In a speech last week before an audience at Queen Mary, University of London, business secretary Vince Cable recognised the importance of science to the nation’s economic wellbeing, but warned that government funding for scientific research was likely to become more selective. Rejecting what he described as a ‘lazy’ approach to cost-cutting (‘salami-slicing’, as he put it), he would like to see the coming shortfalls in direct funding offset by more collaborative ventures between scientists and researchers across international boundaries and greater effort to commercialise research through business partnerships and spin-offs. But how to encourage academics to collaborate with industry to maximise the benefit of their research?
Mr Cable said Hermann Hauser’s report, commissioned by his predecessor Lord Mandelson, suggested a sensible approach – that of establishing a network of technology and innovation centres, based on international models such as the Fraunhofer Institutes in Germany. Both he and science minister David Willetts agree that it is a good way forward, and Mr Cable is examining the Hauser recommendations and the value of investing in these in the context of the all-important Spending Review, due next month.
But beyond simply copying overseas models, Mr Cable believes that what really works are business driven high technology clusters with academic links. A notable example is the Research Council campus at Harwell.
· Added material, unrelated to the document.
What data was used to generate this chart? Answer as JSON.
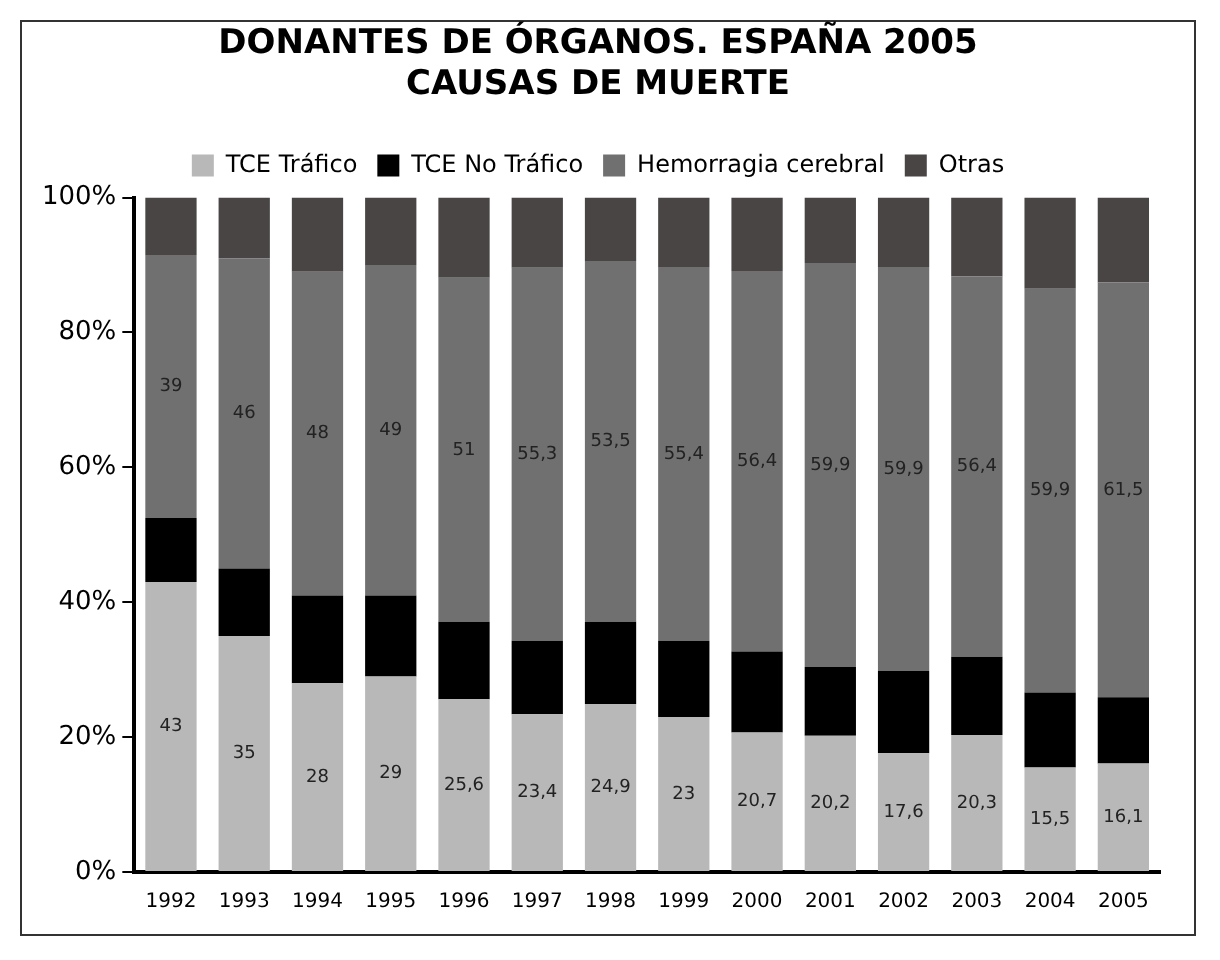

Under the previous government, the UK invested in over 60 of these centres but, as Hermann Hauser points out in his report, the funding was thinly spread. resulting in activity that has largely failed to achieve a national impact in areas of leading UK capability such as nanotechnology.
Vince Cable’s message is clear: if we are to establish a national network of technology centres we should look to drive this number down and establish well-funded centres with long-term vision, focused on areas of clear technical leadership and commercial promise.